Success! She repressed an urge to cackle gleefully. “I will let the abbess know at once,” she said quickly. “I am sure she will want to express her thanks to you most fervently. As do I.” That had been so effortless.

“But I will not put my mark to a petition until I have spoken personally with His Eminence once I am home to Tavistock.”

“Do you not think it wise counsel?” she said, surprised. “After all, what is your opinion of His Majesty?”

“I do not see why that matters,” Aldred said uncomfortably, his large cheeks reddening a bit. He had not once met her gaze fully. “I myself am . . . waiting to see what Edward makes of himself,” he added with excessive neutrality.

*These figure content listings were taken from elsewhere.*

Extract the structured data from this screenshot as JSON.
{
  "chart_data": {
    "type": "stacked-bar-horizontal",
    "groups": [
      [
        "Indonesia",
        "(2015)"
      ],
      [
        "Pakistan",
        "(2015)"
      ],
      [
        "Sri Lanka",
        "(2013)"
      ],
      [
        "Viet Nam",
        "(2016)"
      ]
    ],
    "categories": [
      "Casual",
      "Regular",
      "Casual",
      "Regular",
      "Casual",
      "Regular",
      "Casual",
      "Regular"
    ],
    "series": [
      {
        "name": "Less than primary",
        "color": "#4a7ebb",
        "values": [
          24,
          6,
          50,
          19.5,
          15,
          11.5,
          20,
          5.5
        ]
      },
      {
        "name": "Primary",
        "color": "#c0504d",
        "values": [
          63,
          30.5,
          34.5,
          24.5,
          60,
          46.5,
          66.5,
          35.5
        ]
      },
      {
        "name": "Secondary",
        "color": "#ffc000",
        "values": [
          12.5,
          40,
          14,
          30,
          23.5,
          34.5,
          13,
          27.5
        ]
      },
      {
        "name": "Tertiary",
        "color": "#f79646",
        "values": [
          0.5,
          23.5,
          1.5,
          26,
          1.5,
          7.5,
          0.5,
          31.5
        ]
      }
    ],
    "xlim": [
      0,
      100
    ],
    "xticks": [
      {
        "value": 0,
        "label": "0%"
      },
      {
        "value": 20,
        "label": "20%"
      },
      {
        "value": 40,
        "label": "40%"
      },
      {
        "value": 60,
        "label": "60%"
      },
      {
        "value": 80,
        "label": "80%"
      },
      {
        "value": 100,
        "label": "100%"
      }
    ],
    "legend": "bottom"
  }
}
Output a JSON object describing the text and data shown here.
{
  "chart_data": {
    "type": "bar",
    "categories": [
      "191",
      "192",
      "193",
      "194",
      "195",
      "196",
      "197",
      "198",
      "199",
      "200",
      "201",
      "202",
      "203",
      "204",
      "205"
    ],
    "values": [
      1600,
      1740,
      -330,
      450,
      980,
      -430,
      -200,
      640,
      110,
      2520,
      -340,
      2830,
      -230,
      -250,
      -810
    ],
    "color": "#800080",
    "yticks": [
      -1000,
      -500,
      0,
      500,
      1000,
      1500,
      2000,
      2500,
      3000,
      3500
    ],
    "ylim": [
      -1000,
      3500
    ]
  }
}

“As am I,” she said, reassuringly. “As is Leofric. And everyone else here, I am sure. Of course,” she added brightly, “if he does abolish the heregeld he will make friends much faster than if he doesn't.”

“Yes,” said Aldred, blowing out air from between fat pink lips. “But it is an enormous thing to demand of a monarch who is trying to establish his own power. And he is, you know, preoccupied with establishing his own power.”

She considered him. Might he be won by appealing not to his sense of justice, but rather to his ambition? She did not like to play that card—the only man's ambition she approved of was her husband's—but she wanted his support for Edgiva.

“Perhaps you might make yourself useful to His Majesty and encourage him to feel at ease with this proposal. It seems to me he has yet to take any particular Saxon prelate as a favorite. It might be in your interest to present yourself as a friendly counselor.”

He looked startled, and then blushed. “I forget you are a woman of the world,” he said, awkwardly. “I do not think that way. If His Majesty were to call upon me for assistance, I would of course be honored to assist him, but I am not as yet convinced he is made of such material as I would choose to align with.” For the first time he met her gaze. She was surprised to see his piggy eyes were a startlingly strong, deep brown, expressive and intense. For a moment she could imagine an earnest, insecure, intelligent child who chose the Church for refuge and Lyfing for a father. “Do not forget, my lady, I have been at Bishop Lyfing's elbow for years now. It would take a man of tremendous integrity to win my confidence as much as Lyfing ever did.”

“How dear of you to say so!” she said, warmly. This meant more to her even than Edgiva's petition. “There are so few who will admit to his goodness so freely; it is not in style to do so. You gladden me to speak this.” She grabbed both of his hands in both of hers, and pulled him to her and kissed him briefly upon the lips.

“What an appalling act of harlotry, under my roof, against a man of the Church,” said an angry, nasal voice behind her. Shocked, she released the bishop's hands and spun around to see long-legged Edward staring at her.

Aldred stumbled backward and nearly stepped into the fire pit, gasping. “Sire, she was only expressing—” he began, grasping his rosary so hard Godiva worried he might crush the beads.